Attack Chain

1. Attacker identifies a GoHarbor Harbor instance running version 2.15.0 or below.
2. Attacker accesses the web UI login page of the Harbor instance.
3. Attacker enters the default username (“admin”) and password (“Harbor12345”), as documented in the official GoHarbor documentation.
4. The Harbor instance authenticates the attacker due to the use of default credentials.
5. Attacker gains access to the Harbor web UI with administrator privileges.
6. Attacker can now manage container images, repositories, and users within the Harbor instance.
7. Attacker may pull sensitive images, inject malicious code into existing images, or create new malicious images.
8. The attacker uses the now compromised Harbor instance to distribute malicious container images throughout the organization’s infrastructure, leading to widespread compromise.

Impact

Successful exploitation of this vulnerability allows an attacker to gain complete control over a GoHarbor Harbor instance.

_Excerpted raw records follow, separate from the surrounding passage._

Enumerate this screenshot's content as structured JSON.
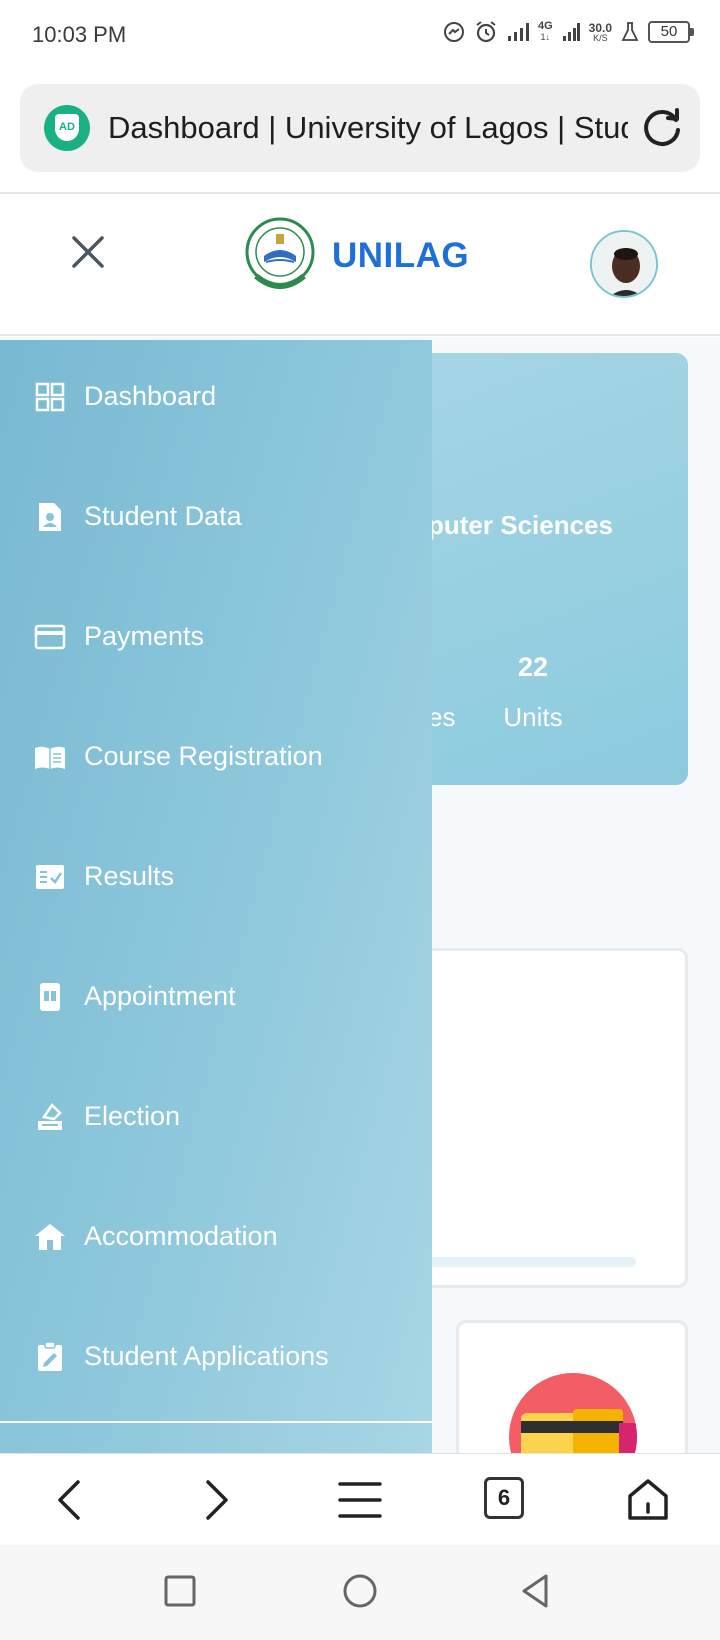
{
  "status_bar": {
    "time": "10:03 PM",
    "network": "4G",
    "network_sub": "1↓",
    "speed": "30.0",
    "speed_unit": "K/S",
    "battery": "50",
    "icons": [
      "messenger-icon",
      "alarm-icon",
      "signal-icon",
      "signal-4g-icon",
      "lab-icon",
      "battery-icon"
    ]
  },
  "browser": {
    "tab_title": "Dashboard | University of Lagos | Student Portal",
    "adblock_label": "AD",
    "tab_count": "6"
  },
  "header": {
    "brand": "UNILAG"
  },
  "side_menu": {
    "items": [
      {
        "label": "Dashboard",
        "icon": "grid-icon"
      },
      {
        "label": "Student Data",
        "icon": "student-file-icon"
      },
      {
        "label": "Payments",
        "icon": "credit-card-icon"
      },
      {
        "label": "Course Registration",
        "icon": "open-book-icon"
      },
      {
        "label": "Results",
        "icon": "checklist-icon"
      },
      {
        "label": "Appointment",
        "icon": "calendar-icon"
      },
      {
        "label": "Election",
        "icon": "ballot-icon"
      },
      {
        "label": "Accommodation",
        "icon": "house-icon"
      },
      {
        "label": "Student Applications",
        "icon": "clipboard-edit-icon"
      }
    ]
  },
  "dashboard": {
    "faculty_fragment": "puter Sciences",
    "courses_fragment": "es",
    "units_value": "22",
    "units_label": "Units"
  },
  "colors": {
    "menu_bg": "#8cc6da",
    "brand": "#1e6fd9",
    "adblock": "#19b083"
  }
}
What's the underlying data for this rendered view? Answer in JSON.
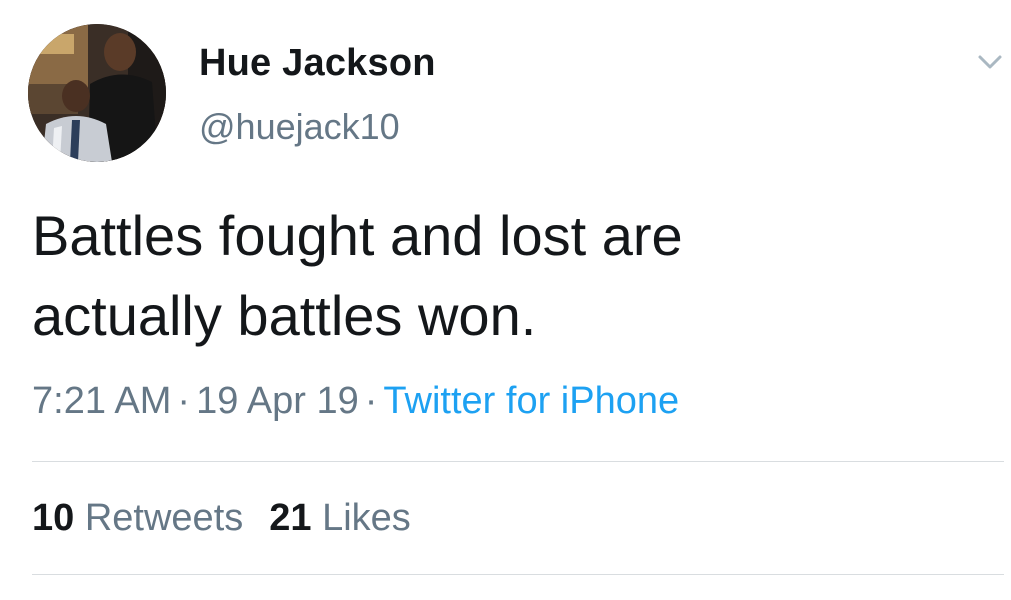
{
  "tweet": {
    "author": {
      "display_name": "Hue Jackson",
      "handle": "@huejack10",
      "avatar_icon": "profile-photo"
    },
    "menu_icon": "chevron-down-icon",
    "text_line1": "Battles fought and lost are",
    "text_line2": "actually battles won.",
    "time": "7:21 AM",
    "date": "19 Apr 19",
    "separator": "·",
    "source": "Twitter for iPhone",
    "retweets_count": "10",
    "retweets_label": "Retweets",
    "likes_count": "21",
    "likes_label": "Likes"
  },
  "colors": {
    "text": "#14171a",
    "secondary": "#657786",
    "link": "#1da1f2",
    "divider": "#d9dde0"
  }
}
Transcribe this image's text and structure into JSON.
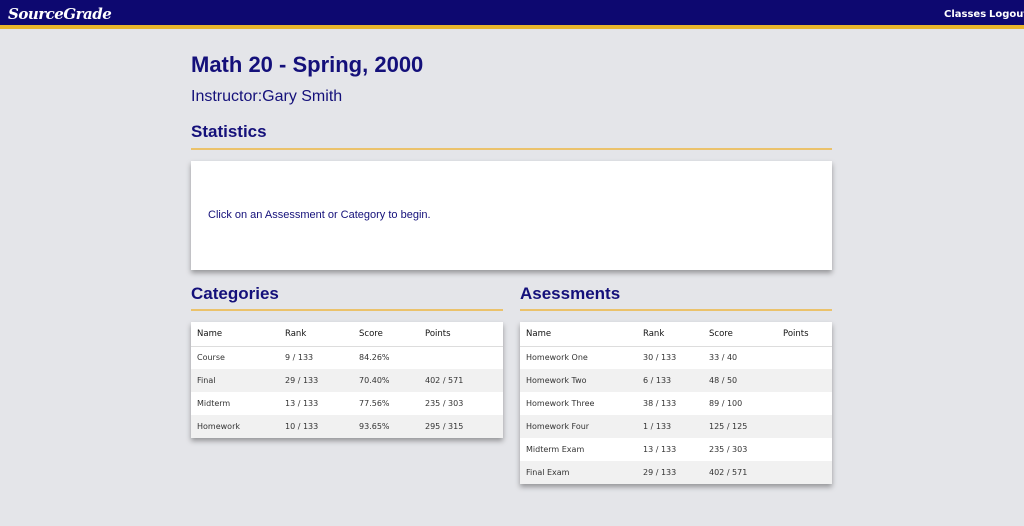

This can lead to the compromise of container images, potentially injecting malware into the software supply chain. The impact could range from data exfiltration and service disruption to full system compromise, depending on the privileges associated with the Harbor instance. Given the widespread use of GoHarbor in cloud-native environments, this vulnerability presents a significant risk to numerous organizations.

Recommendation

• Immediately upgrade GoHarbor Harbor instances to a version greater than 2.15.0 to remediate CVE-2026-4404.
• If upgrading is not immediately feasible, change the default “admin” password (“Harbor12345”) to a strong, unique password as outlined in the GoHarbor documentation.
• Deploy the provided Sigma rule to detect login attempts using the default credentials against the Harbor web UI based on webserver logs.
• Regularly review and update credentials for all services and applications to prevent the exploitation of default or hardcoded passwords.